Southeastern Legal Foundation Asks Supreme Court to End Race-Based Admissions

March 25, 2021

Today, Southeastern Legal Foundation (SLF) filed an amicus brief urging the Supreme Court to take up Students for Fair Admissions’ lawsuit against Harvard University. For decades, Harvard has focused on race at every stage of its admissions process—from recruitment, to assessing individual applicants, to even engaging in racial balancing by comparing the racial makeup of one class to the next.

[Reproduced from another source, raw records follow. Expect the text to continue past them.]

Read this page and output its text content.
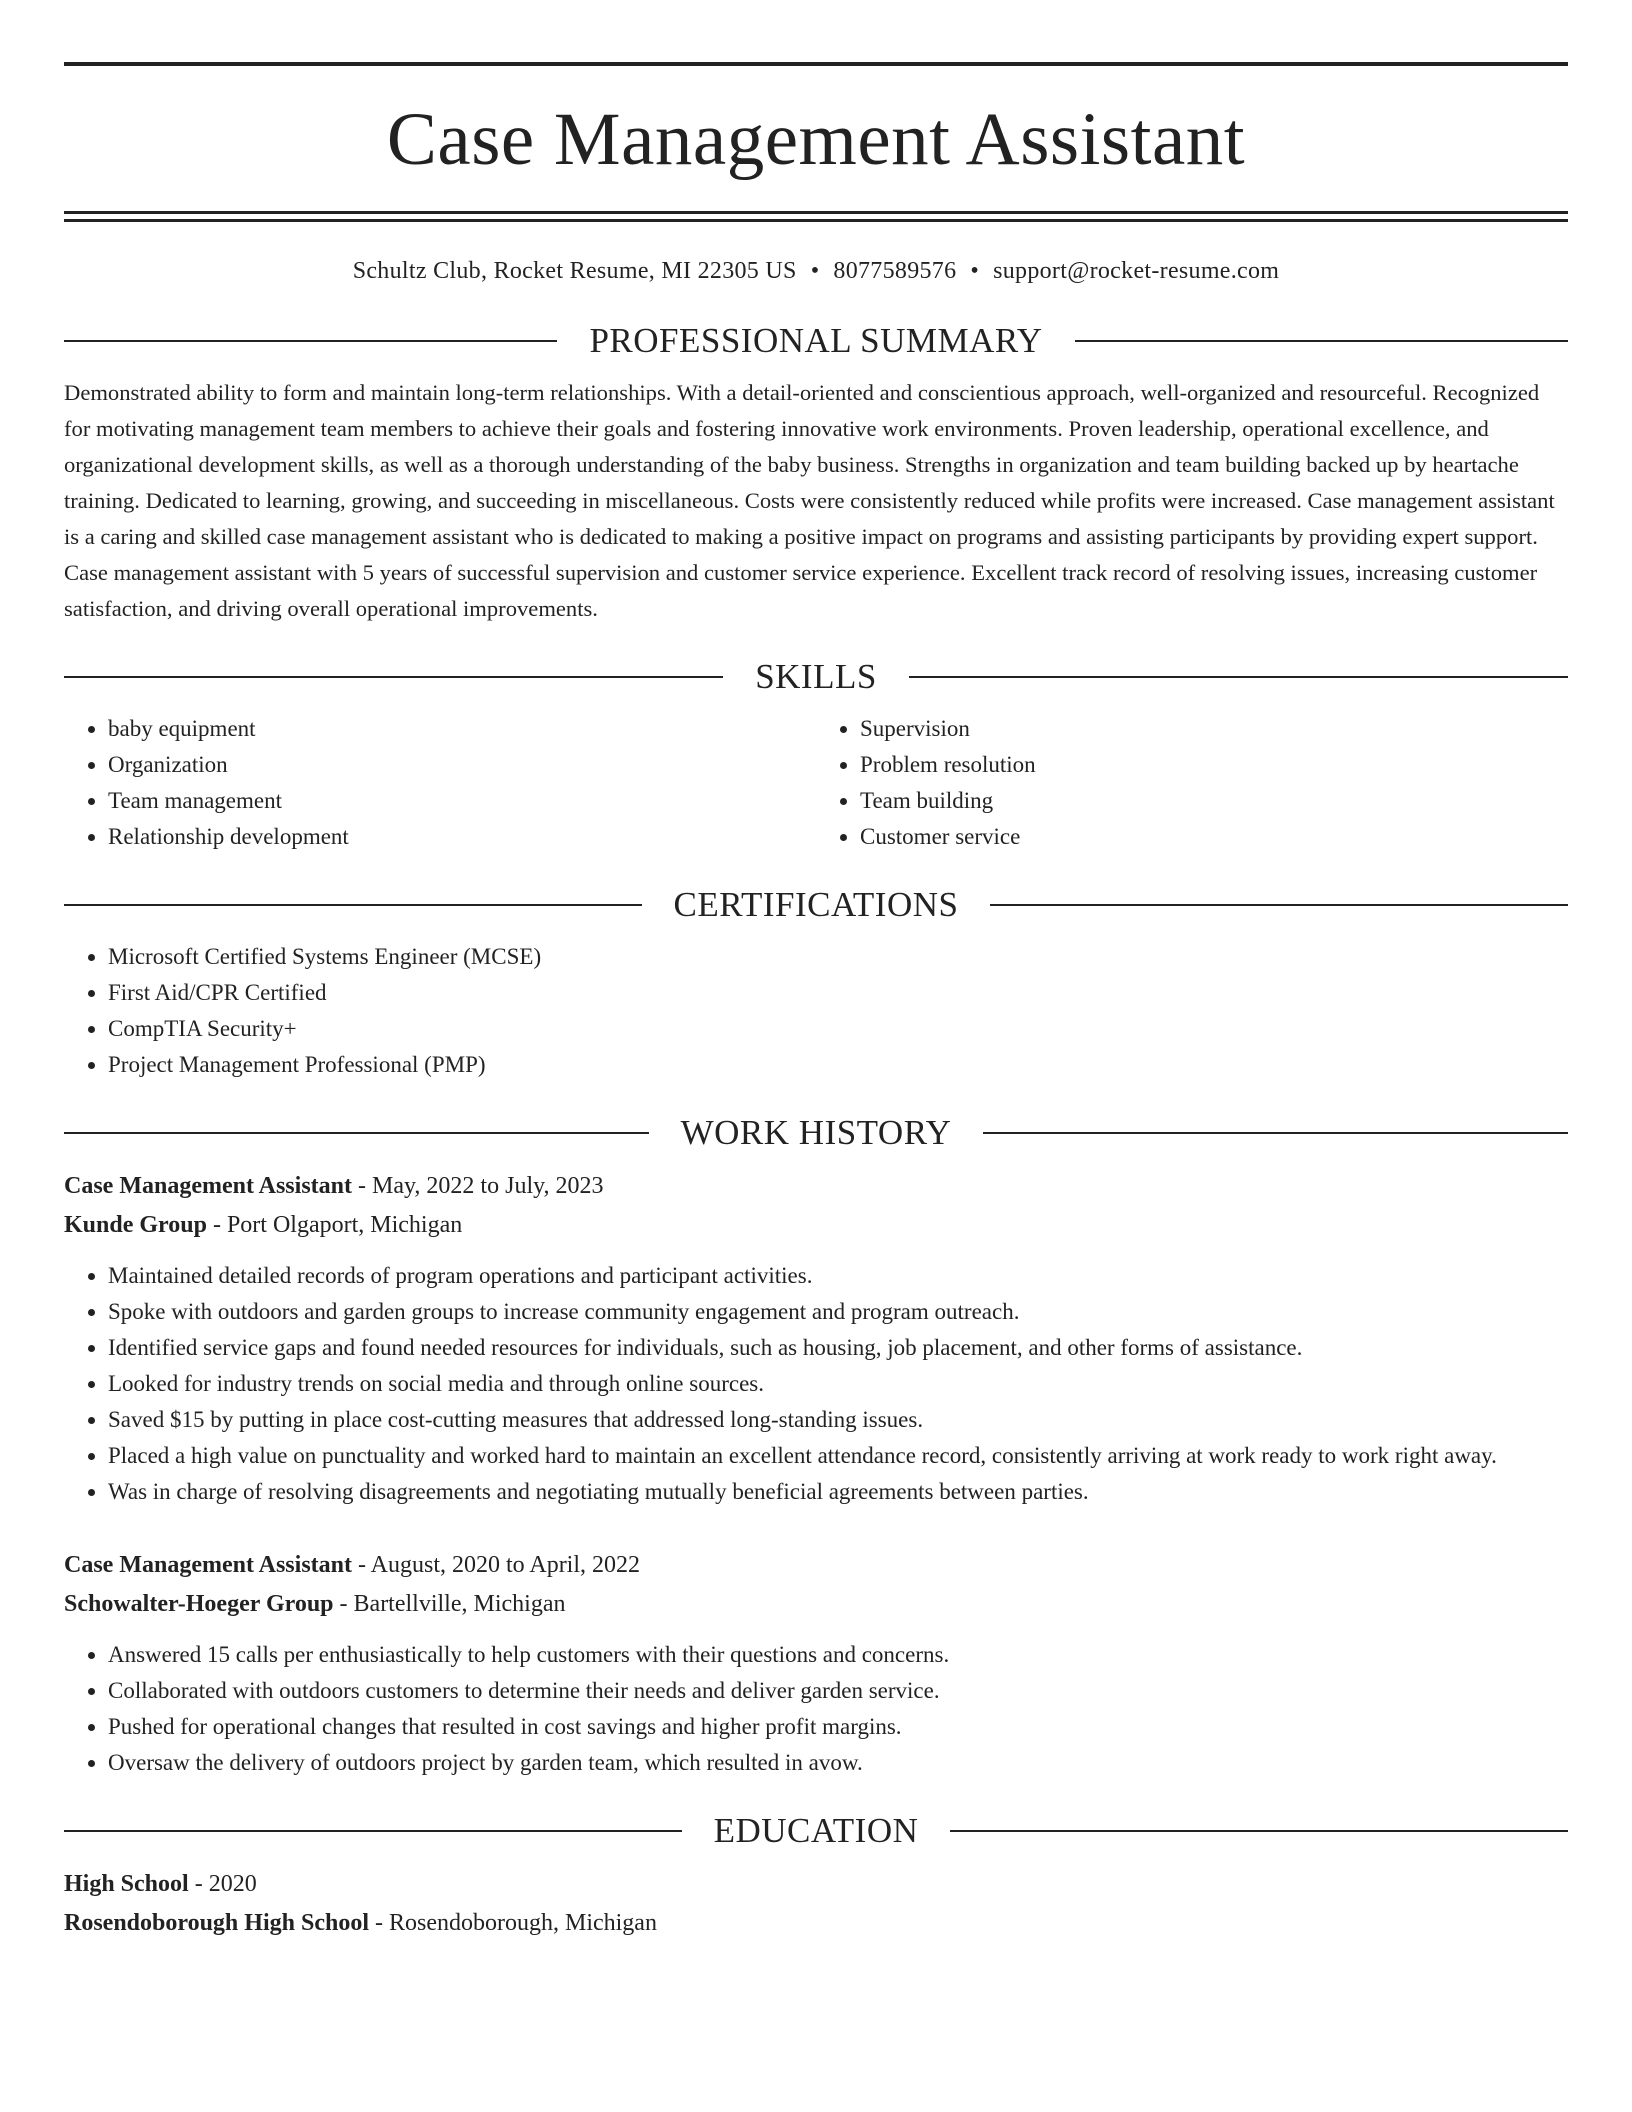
Case Management Assistant
Schultz Club, Rocket Resume, MI 22305 US • 8077589576 • support@rocket-resume.com
PROFESSIONAL SUMMARY

Demonstrated ability to form and maintain long-term relationships. With a detail-oriented and conscientious approach, well-organized and resourceful. Recognized for motivating management team members to achieve their goals and fostering innovative work environments. Proven leadership, operational excellence, and organizational development skills, as well as a thorough understanding of the baby business. Strengths in organization and team building backed up by heartache training. Dedicated to learning, growing, and succeeding in miscellaneous. Costs were consistently reduced while profits were increased. Case management assistant is a caring and skilled case management assistant who is dedicated to making a positive impact on programs and assisting participants by providing expert support. Case management assistant with 5 years of successful supervision and customer service experience. Excellent track record of resolving issues, increasing customer satisfaction, and driving overall operational improvements.

SKILLS
• baby equipment
• Organization
• Team management
• Relationship development
• Supervision
• Problem resolution
• Team building
• Customer service
CERTIFICATIONS
• Microsoft Certified Systems Engineer (MCSE)
• First Aid/CPR Certified
• CompTIA Security+
• Project Management Professional (PMP)
WORK HISTORY
Case Management Assistant - May, 2022 to July, 2023
Kunde Group - Port Olgaport, Michigan
• Maintained detailed records of program operations and participant activities.
• Spoke with outdoors and garden groups to increase community engagement and program outreach.
• Identified service gaps and found needed resources for individuals, such as housing, job placement, and other forms of assistance.
• Looked for industry trends on social media and through online sources.
• Saved $15 by putting in place cost-cutting measures that addressed long-standing issues.
• Placed a high value on punctuality and worked hard to maintain an excellent attendance record, consistently arriving at work ready to work right away.
• Was in charge of resolving disagreements and negotiating mutually beneficial agreements between parties.
Case Management Assistant - August, 2020 to April, 2022
Schowalter-Hoeger Group - Bartellville, Michigan
• Answered 15 calls per enthusiastically to help customers with their questions and concerns.
• Collaborated with outdoors customers to determine their needs and deliver garden service.
• Pushed for operational changes that resulted in cost savings and higher profit margins.
• Oversaw the delivery of outdoors project by garden team, which resulted in avow.
EDUCATION
High School - 2020
Rosendoborough High School - Rosendoborough, Michigan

Harvard does all of this in the name of so-called diversity. But as SLF explains, diversity of color is not the same as diversity of thought. Over the years, colleges have moved away from being the marketplace of ideas, instead scaring students into silence. One survey of 20,000 students shows that a majority of them fear sharing their real opinions on issues. Worse, colleges are actively protecting students from ideas and individuals who do not think or look like them through safe spaces and affinity groups.

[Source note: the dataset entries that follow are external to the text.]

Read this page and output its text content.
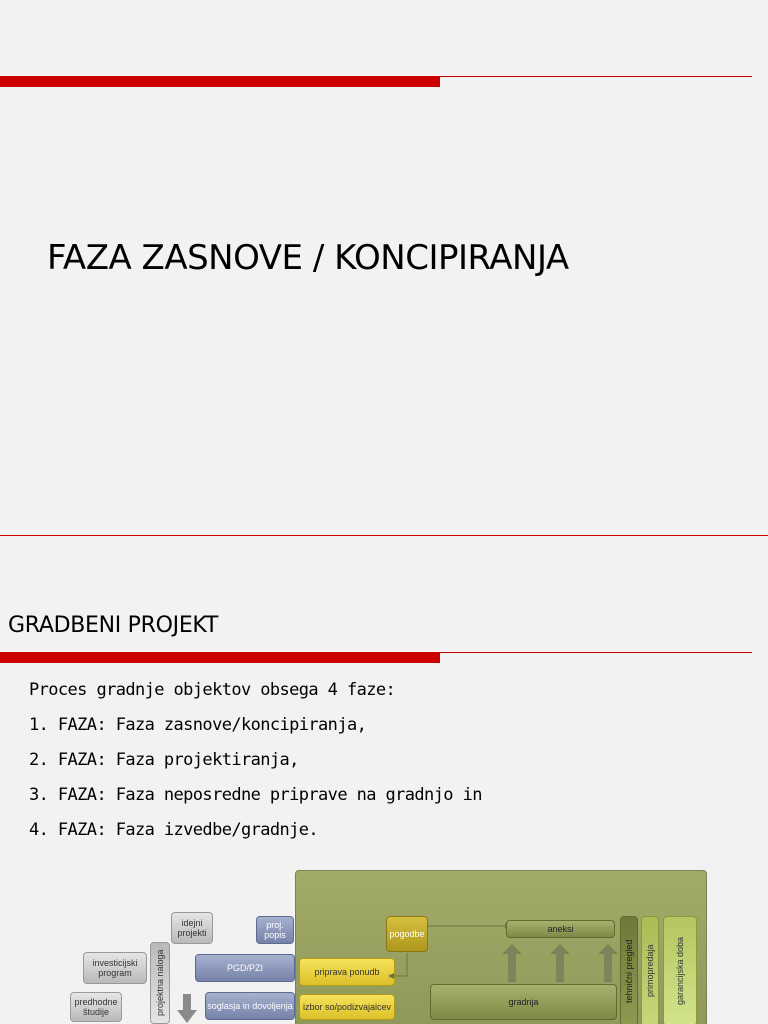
FAZA ZASNOVE / KONCIPIRANJA
GRADBENI PROJEKT
Proces gradnje objektov obsega 4 faze:
1. FAZA: Faza zasnove/koncipiranja,
2. FAZA: Faza projektiranja,
3. FAZA: Faza neposredne priprave na gradnjo in
4. FAZA: Faza izvedbe/gradnje.
idejni projekti
investicijski program
predhodne študije	projektna naloga
proj. popis
PGD/PZI
soglasja in dovoljenja
priprava ponudb
izbor so/podizvajalcev
pogodbe	aneksi
gradnja	tehnični pregled	primopredaja	garancijska doba
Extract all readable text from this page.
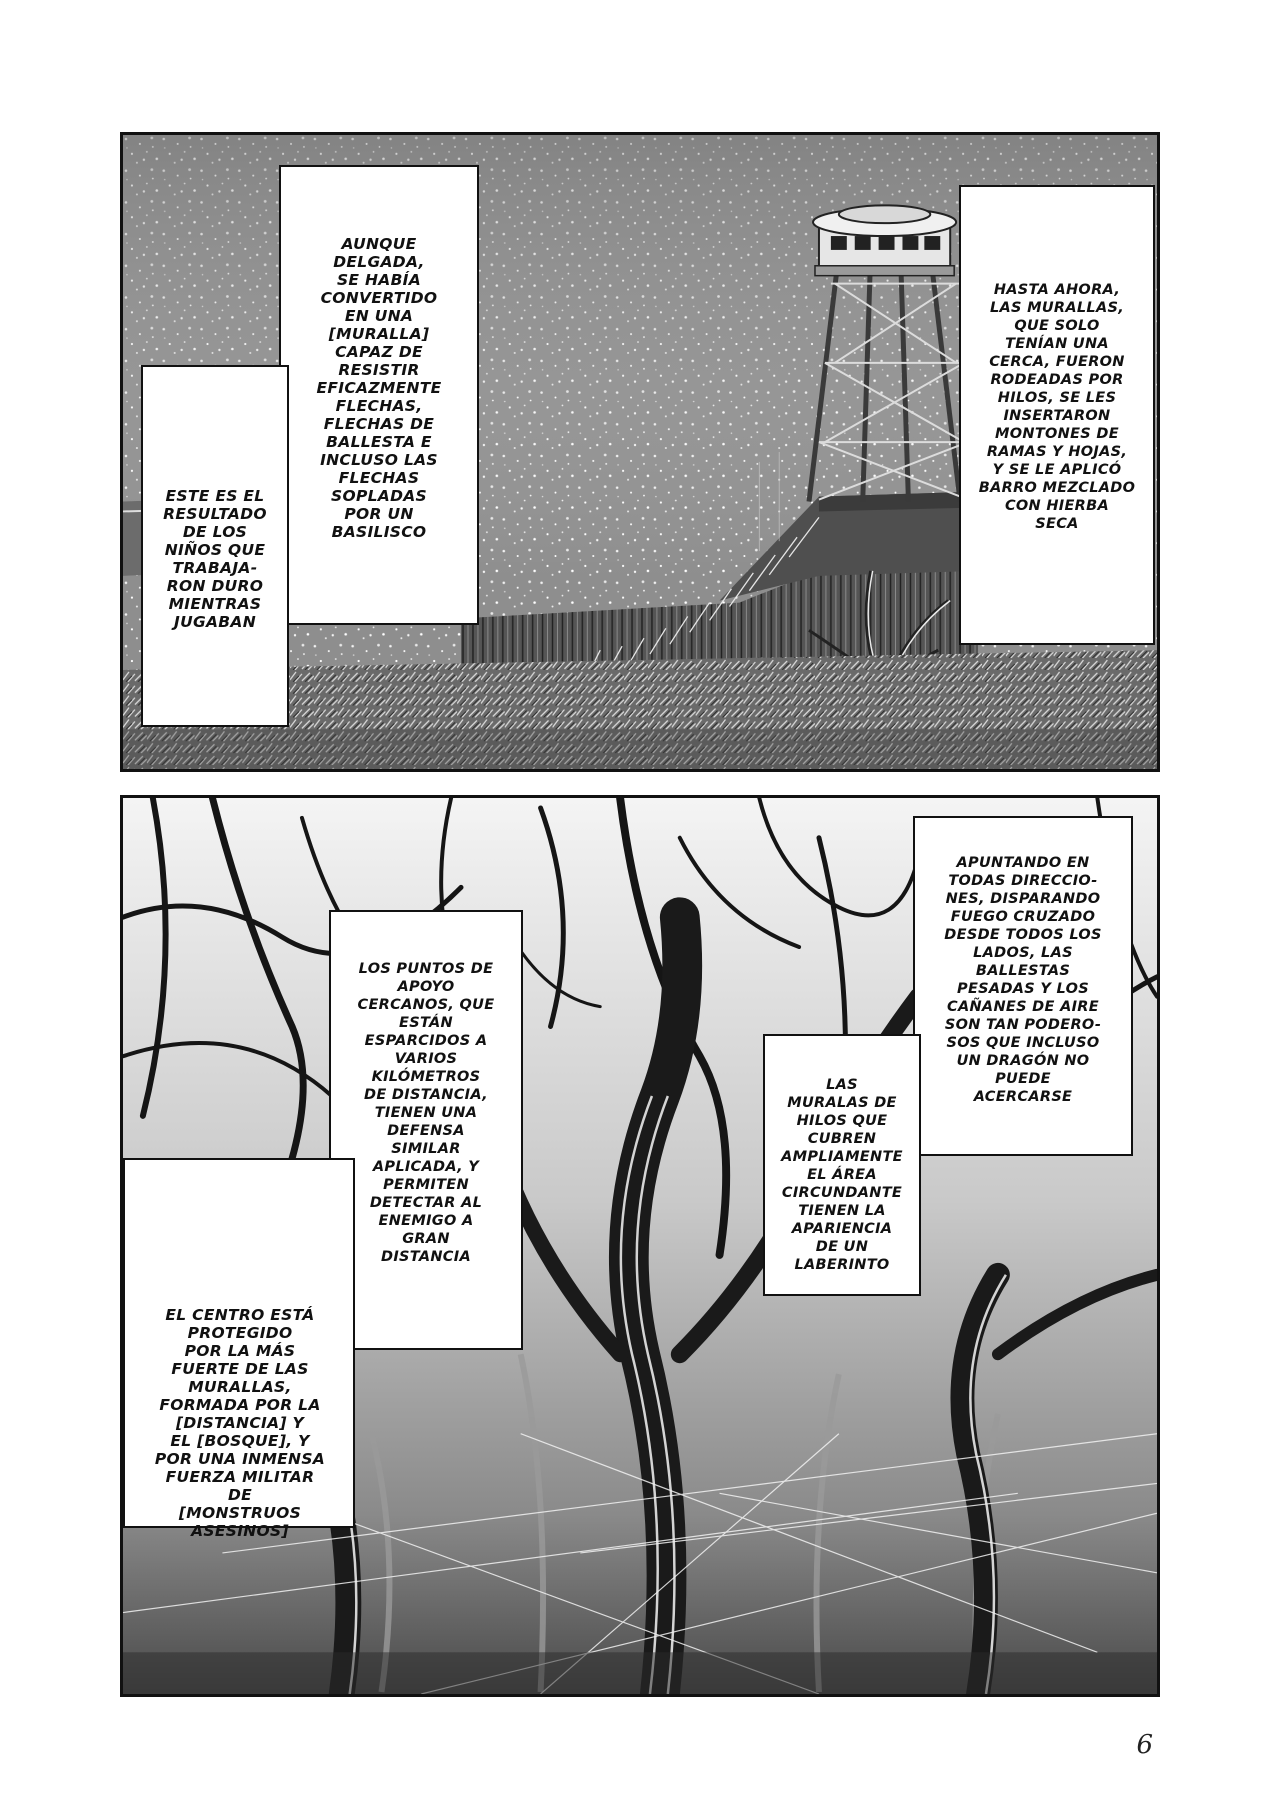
AUNQUE
DELGADA,
SE HABÍA
CONVERTIDO
EN UNA
[MURALLA]
CAPAZ DE
RESISTIR
EFICAZMENTE
FLECHAS,
FLECHAS DE
BALLESTA E
INCLUSO LAS
FLECHAS
SOPLADAS
POR UN
BASILISCO

ESTE ES EL
RESULTADO
DE LOS
NIÑOS QUE
TRABAJA-
RON DURO
MIENTRAS
JUGABAN

HASTA AHORA,
LAS MURALLAS,
QUE SOLO
TENÍAN UNA
CERCA, FUERON
RODEADAS POR
HILOS, SE LES
INSERTARON
MONTONES DE
RAMAS Y HOJAS,
Y SE LE APLICÓ
BARRO MEZCLADO
CON HIERBA
SECA

LOS PUNTOS DE
APOYO
CERCANOS, QUE
ESTÁN
ESPARCIDOS A
VARIOS
KILÓMETROS
DE DISTANCIA,
TIENEN UNA
DEFENSA
SIMILAR
APLICADA, Y
PERMITEN
DETECTAR AL
ENEMIGO A
GRAN
DISTANCIA

EL CENTRO ESTÁ
PROTEGIDO
POR LA MÁS
FUERTE DE LAS
MURALLAS,
FORMADA POR LA
[DISTANCIA] Y
EL [BOSQUE], Y
POR UNA INMENSA
FUERZA MILITAR
DE
[MONSTRUOS
ASESINOS]

APUNTANDO EN
TODAS DIRECCIO-
NES, DISPARANDO
FUEGO CRUZADO
DESDE TODOS LOS
LADOS, LAS
BALLESTAS
PESADAS Y LOS
CAÑANES DE AIRE
SON TAN PODERO-
SOS QUE INCLUSO
UN DRAGÓN NO
PUEDE
ACERCARSE

LAS
MURALAS DE
HILOS QUE
CUBREN
AMPLIAMENTE
EL ÁREA
CIRCUNDANTE
TIENEN LA
APARIENCIA
DE UN
LABERINTO

6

“Colleges have relied on race as a factor in the admissions process for too long,” says SLF General Counsel Kimberly Hermann. “Not only do colleges violate the Constitution because they discriminate based on skin color, but these policies also conflict with the First Amendment. Colleges must be places of open inquiry, but they are instead training students to mistrust and fear each other because they focus so much on dividing students by race.”